The authors explained the rationale for the review this way:

Mark E. Neumann

“Recent attention to racism in society and the affirmation that race is a social construct has led to dialogue in the medical community about the use of race in algorithms used in clinical care,” the authors wrote. “ ... For [4] decades, in many of the areas where [estimated glomerular filtration rate] is used, disparities in care have been documented for underrepresented communities, especially Black or African American [individuals]. Because glomerular filtration is a biologic function, the use of race, a social construct, in its calculation has been questioned, including its contribution to existing disparities. The medical community has been engaged in dialogue about whether or how to expunge race from the equation.”

Testing the conclusions

The task force agreed that removing race from eGFR was the first step toward equitable access to care. By doing so, it would likely show that more Black individuals would be diagnosed sooner with early stages of chronic kidney disease – and more likely qualify for a kidney transplant.

“The biggest concern among the proponents to remove race from the original equation was whether or not this played a role in the decision to refer patients for transplantation,” Cynthia Delgado, MD, FASN, co-chair of the task force, told Nephrology News & Issues. “The cutoff would be different for African Americans compared to everyone else,” Delgado said.

Some medical centers have already tested out that theory.
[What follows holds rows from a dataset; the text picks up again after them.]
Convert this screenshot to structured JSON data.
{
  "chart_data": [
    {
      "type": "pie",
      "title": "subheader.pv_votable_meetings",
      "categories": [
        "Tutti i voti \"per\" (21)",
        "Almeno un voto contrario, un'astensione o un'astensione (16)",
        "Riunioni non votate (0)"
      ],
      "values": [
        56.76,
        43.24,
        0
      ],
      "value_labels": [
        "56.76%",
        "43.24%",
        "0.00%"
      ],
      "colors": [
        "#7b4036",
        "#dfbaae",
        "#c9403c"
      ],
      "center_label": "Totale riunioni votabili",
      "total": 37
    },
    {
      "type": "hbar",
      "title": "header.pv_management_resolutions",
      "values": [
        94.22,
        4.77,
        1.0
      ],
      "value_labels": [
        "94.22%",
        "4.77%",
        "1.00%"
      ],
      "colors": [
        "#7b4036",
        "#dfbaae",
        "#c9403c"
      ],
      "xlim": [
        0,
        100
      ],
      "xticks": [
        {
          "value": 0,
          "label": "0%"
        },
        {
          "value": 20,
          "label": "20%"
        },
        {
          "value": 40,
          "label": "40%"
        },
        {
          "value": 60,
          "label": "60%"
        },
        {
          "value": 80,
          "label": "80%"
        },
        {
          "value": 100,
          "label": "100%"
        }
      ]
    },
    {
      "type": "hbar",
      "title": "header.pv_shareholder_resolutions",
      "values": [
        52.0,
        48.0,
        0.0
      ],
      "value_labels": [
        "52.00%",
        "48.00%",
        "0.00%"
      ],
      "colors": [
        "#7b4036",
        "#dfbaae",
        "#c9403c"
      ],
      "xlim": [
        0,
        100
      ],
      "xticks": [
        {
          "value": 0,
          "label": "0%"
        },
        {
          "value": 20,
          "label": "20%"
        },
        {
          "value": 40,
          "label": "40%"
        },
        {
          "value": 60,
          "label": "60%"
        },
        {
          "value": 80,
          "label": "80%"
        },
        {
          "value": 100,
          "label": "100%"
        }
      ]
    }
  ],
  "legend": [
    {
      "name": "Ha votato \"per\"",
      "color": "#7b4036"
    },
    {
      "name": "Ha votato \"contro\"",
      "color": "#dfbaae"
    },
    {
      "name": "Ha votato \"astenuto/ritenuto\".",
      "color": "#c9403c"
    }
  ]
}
Results of a study by Vishal Duggal, MD, a post-doctoral fellow in medical informatics at the Veterans Affairs Palo Alto Heath Care System, and colleagues showed the prevalence of CKD among Black adults doubled when race adjustment was excluded from eGFR equations.

“Estimation of GFR without race adjustment reclassifies a sizeable fraction of Black adults with CKD. Because the race adjustment factor is constant and CKD prevalence is higher at earlier stages, its elimination leads to a larger effect on CKD prevalence at earlier vs. more advanced stages,” they wrote.

CMS pursues equity of care

Following release of the NKF-ASN task force report, CMS issued its final rule for the Prospective Payment System for CY 2022. The changes include new financial incentives to encourage dialysis providers in the End-Stage Renal Disease Treatment Choices (ETC) model to decrease disparities in rates of home dialysis and kidney transplants among ESRD patients with lower socioeconomic status.

“Today’s final rule is a decisive step to ensure people with Medicare with chronic kidney disease have easy access to quality care and convenient treatment options,” Chiquita Brooks-LaSure, CMS administrator, said in a press release. “Enabling dialysis providers to offer more dialysis treatment options for Medicare patients will catalyze better health outcomes, greater autonomy and better quality of life for all patients with kidney disease.”

Both these efforts are of value in assuring that all individuals with kidney disease are treated equitably. But Delgado noted a long path ahead remains.

“We still have African Americans who have the highest prevalence of hypertension,” she told Nephrology News & Issues. “We have kidney failure rates at three to four times greater in racial ethnic minorities compared [with] whites. And there is also a disparity in access to home therapies for treatment of ESRD.

“So there is definitely more work to be done.”